Charleena Lyles called police to report an attempted burglary but was shot and killed in front of her children by the officers who came to help her, according to The Seattle Times. Now, family members and investigators are scrambling to figure out what happened as national tensions over police misconduct continue to reach a boiling point following the news of a lack of conviction in the Philando Castille case.
Police say that at some point during the check-in, Lyles had displayed a knife. Lyles family reports that she had been dealing with mental health issues throughout the pregnancy and had been worried that officers were coming to take away her other children, one of whom has Down syndrome.
A Washington Post report adds that the children were not injured during the skirmirsh and that both officers involved have since been placed on administrative leave. Police have since said the officers “were equipped with less lethal force options, per departmental policy.”
Her family believes race was a factor in the shooting — Charleena was African-American and both officers are white.
“Why couldn’t they have Tased her? They could have taken her down.

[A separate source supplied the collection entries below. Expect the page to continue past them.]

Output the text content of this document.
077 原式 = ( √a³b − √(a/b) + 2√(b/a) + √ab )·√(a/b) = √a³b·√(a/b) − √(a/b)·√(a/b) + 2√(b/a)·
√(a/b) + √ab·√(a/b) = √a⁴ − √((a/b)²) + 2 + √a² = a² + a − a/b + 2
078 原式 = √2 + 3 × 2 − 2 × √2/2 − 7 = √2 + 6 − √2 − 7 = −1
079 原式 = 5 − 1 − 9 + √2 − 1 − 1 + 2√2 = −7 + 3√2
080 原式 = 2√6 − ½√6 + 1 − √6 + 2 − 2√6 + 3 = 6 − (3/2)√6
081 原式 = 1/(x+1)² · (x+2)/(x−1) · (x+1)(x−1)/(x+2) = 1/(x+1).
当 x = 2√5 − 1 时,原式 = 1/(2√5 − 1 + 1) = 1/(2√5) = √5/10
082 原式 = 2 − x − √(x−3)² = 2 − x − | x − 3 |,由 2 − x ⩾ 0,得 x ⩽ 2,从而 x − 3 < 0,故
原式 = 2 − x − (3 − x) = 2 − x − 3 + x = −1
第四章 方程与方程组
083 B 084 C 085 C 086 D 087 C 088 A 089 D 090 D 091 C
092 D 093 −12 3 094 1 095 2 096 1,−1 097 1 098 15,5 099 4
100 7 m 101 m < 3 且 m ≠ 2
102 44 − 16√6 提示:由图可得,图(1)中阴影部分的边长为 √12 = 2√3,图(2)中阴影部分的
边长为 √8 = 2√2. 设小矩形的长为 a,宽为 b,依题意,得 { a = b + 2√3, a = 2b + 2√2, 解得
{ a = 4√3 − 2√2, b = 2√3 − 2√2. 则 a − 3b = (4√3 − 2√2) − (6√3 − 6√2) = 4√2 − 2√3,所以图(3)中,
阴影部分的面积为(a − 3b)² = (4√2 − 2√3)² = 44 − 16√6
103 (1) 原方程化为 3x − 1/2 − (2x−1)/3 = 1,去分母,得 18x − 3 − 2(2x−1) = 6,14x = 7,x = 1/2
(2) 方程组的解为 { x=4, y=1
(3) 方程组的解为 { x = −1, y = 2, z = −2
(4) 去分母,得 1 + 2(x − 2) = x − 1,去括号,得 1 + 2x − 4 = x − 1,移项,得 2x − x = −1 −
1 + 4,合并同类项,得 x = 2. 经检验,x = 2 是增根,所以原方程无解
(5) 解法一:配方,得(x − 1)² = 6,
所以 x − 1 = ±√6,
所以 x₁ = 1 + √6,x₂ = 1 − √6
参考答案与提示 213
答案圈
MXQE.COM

I could have taken her down,” said Monika Williams, Lyles’ sister.
“Officers were confronted by a 30-year-old woman armed with a knife,” the department wrote on its web blotter. “Both officers fired their duty weapons, striking the woman.
“There were several children inside the apartment at the time of the shooting, but they were not injured. They are being cared for by other family members at this time.”
Seattle Mayor Ed Murray and police Chief Kathleen O’Toole said the incident will be internally investigated and reviewed by the department’s Force Investigation Team and the Office of Professional Accountability.
One of the officers involved in the shooting has 11 years of police experience, the other is “newer to the department.”
In a 2012 Department of Justice investigation, the Seattle police specifically have been found to routinely engaged in excessive use of force, often against people with mental or substance abuse problems. Evidence of biased policing was also found during this inquiry.
A vigil of around one hundred people gathered at Lyles' home to mourn shortly after her death.